Jack White’s new album debuts at #1, sets one-week vinyl sales record
Jack White, formerly of The White Stripes, The Dead Weather, and The Raconteurs, notched second consecutive number one album last week, with the debut of Lazaretto.
The album sold 138,000 copies in its first week of release. Perhaps more impressively, 40,000 of those copies were vinyl–meaning that 28.9% of all the copies sold were on old-school LPs. That’s just a tick lower than the number of compact discs sold: 41,000, or 30%.
Previously, the record for most copies of a record sold in one week belonged to Pearl Jam, whose monster 1994 release Vitality sold 34,000 in 1994.

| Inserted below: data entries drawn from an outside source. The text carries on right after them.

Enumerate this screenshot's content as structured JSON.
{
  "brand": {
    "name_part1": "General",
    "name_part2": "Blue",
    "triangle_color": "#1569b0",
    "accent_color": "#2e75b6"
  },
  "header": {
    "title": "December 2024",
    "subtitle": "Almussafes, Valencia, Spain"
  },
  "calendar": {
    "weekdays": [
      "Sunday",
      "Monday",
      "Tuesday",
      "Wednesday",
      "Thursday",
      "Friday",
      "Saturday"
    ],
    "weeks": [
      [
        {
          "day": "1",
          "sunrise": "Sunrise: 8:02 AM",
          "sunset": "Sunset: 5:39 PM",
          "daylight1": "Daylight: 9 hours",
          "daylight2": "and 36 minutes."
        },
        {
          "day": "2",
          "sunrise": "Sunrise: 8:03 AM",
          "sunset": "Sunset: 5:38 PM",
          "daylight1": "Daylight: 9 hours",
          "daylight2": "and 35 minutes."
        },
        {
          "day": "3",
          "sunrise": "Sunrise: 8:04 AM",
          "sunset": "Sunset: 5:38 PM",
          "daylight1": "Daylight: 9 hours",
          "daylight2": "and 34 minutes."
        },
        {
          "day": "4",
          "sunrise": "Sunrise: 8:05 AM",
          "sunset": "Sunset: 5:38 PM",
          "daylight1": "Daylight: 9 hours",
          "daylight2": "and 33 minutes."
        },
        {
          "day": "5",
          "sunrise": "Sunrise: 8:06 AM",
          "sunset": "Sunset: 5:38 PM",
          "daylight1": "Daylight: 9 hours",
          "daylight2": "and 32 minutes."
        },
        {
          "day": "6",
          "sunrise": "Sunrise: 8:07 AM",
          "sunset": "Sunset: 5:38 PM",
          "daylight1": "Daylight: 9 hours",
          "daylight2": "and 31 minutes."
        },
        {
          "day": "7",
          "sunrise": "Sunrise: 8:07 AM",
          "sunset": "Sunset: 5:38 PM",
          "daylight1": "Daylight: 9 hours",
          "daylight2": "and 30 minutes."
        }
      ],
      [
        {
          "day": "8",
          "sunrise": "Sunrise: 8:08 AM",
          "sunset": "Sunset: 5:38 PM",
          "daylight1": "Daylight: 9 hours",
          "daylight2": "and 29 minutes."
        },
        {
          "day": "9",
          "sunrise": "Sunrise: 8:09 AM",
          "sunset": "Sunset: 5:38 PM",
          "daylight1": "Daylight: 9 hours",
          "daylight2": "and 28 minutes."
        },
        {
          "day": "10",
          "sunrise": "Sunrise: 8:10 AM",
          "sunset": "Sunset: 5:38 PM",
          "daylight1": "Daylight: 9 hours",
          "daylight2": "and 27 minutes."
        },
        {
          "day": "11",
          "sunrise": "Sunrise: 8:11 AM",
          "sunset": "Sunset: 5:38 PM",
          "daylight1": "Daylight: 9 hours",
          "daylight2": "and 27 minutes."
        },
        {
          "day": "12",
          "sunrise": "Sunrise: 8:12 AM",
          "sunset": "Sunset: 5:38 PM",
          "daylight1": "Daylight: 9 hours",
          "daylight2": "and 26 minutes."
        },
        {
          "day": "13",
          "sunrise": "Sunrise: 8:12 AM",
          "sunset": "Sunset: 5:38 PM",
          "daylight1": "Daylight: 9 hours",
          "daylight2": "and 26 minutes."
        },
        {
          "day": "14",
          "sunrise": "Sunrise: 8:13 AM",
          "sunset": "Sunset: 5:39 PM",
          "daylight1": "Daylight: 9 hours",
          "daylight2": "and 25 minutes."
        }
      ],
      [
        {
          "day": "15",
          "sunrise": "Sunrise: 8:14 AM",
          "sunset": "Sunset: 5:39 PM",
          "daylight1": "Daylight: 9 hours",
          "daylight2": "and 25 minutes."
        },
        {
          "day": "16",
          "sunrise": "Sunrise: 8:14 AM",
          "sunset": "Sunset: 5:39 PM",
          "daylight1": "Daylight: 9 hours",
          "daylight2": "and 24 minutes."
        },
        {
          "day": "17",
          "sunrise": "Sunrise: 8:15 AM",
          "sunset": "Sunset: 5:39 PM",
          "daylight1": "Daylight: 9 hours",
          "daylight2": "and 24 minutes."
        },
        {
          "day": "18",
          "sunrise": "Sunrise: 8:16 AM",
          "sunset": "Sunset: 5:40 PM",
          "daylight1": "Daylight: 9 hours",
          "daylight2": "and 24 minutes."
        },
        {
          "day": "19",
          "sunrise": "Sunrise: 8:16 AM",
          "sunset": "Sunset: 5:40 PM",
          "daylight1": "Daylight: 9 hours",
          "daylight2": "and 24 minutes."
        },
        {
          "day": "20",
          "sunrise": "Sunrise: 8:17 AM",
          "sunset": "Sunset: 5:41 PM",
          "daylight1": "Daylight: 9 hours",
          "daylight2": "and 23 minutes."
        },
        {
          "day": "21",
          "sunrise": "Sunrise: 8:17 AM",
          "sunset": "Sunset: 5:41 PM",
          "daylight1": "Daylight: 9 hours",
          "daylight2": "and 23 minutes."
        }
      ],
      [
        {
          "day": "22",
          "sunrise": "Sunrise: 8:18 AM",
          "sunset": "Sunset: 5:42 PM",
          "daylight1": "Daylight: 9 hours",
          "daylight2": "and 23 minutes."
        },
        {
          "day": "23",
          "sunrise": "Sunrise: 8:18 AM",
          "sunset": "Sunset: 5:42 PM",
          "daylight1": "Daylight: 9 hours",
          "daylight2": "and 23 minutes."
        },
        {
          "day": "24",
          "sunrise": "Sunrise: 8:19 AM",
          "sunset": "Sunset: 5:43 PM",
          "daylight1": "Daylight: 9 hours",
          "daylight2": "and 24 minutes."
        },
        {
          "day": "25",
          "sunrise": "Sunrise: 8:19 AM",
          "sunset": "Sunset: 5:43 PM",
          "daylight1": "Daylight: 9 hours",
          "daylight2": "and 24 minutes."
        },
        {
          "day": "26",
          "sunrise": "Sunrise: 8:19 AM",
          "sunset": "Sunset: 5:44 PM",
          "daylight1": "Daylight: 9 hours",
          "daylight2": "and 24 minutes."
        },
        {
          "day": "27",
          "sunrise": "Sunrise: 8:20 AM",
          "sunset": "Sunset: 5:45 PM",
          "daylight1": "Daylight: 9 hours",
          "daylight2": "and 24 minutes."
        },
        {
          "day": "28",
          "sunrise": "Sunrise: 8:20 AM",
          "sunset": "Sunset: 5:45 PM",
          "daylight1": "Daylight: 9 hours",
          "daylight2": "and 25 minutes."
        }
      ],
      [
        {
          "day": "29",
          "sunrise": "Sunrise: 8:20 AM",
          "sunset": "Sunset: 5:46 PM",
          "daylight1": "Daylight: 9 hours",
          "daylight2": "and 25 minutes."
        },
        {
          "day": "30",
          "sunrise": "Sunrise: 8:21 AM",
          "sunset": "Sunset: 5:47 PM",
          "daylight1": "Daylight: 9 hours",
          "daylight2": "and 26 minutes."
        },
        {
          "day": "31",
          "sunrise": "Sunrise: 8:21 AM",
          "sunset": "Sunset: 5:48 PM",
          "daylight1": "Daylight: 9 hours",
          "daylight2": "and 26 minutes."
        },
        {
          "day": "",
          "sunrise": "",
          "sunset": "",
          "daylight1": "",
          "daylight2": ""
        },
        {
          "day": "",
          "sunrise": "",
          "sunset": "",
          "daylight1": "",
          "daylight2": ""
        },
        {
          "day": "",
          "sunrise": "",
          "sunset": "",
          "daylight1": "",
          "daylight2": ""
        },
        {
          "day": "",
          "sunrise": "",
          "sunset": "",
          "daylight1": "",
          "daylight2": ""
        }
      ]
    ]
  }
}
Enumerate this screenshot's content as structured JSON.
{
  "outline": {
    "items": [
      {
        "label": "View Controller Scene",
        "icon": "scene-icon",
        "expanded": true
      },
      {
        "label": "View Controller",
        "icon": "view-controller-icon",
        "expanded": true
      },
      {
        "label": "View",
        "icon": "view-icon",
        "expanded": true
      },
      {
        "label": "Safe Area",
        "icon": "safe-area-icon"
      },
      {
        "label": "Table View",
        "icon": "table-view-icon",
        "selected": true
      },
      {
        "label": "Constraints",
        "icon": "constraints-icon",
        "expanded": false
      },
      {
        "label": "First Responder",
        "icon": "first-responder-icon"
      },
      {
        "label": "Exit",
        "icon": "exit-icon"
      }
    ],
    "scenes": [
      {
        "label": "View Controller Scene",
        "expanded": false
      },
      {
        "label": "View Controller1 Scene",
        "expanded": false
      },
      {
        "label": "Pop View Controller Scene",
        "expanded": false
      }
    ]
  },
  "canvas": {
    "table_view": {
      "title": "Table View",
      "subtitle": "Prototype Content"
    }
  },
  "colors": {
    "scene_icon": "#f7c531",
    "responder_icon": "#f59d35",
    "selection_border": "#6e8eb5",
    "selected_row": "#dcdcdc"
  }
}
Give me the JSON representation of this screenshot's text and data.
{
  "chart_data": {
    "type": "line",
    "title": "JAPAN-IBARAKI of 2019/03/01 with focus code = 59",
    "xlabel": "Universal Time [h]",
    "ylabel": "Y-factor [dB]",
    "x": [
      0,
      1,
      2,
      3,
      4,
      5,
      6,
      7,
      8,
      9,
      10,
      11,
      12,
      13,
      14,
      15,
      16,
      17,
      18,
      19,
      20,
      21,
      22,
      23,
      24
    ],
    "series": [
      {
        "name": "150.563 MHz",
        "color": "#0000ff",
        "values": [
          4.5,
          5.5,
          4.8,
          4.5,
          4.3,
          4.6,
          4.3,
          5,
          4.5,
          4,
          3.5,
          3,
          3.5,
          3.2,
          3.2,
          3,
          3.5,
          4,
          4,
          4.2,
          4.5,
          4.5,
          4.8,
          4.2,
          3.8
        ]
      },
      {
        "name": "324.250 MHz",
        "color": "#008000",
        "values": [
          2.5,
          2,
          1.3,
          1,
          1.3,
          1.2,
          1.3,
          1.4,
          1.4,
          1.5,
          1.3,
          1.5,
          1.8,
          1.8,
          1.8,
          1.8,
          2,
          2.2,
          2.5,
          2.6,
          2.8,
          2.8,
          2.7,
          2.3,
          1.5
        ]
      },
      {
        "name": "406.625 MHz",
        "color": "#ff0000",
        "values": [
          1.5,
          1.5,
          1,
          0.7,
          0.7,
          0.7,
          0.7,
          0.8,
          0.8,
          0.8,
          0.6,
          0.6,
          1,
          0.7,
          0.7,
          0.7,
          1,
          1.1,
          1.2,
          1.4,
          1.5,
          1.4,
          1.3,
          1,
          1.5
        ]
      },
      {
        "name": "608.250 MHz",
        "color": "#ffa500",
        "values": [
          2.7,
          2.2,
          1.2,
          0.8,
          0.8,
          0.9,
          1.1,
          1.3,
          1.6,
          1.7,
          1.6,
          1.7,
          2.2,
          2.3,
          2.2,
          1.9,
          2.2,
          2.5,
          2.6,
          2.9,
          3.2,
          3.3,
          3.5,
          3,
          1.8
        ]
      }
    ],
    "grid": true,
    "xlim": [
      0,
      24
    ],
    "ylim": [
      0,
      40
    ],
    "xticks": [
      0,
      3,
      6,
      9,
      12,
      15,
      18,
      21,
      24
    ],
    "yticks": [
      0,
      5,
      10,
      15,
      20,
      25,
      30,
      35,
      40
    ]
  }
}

White is a well-known vinyl lover; there are even, as an extra incentive to buy the album on vinyl, two bonus tracks etched into the playing surface. One is audible at 45 rpm, the other at 78 rpm.
And, earlier this year, White broke the record for fastest studio-to-store album release. White recorded the title track to Lazaretto in his own Third Man Records studio in Nashville, pressed the recording to vinyl across town, then rushed the finished product back to fans celebrating Record Store Day a mere three hours, 55 minutes, and 21 seconds later.
White is on tour in Europe and North America well into the fall.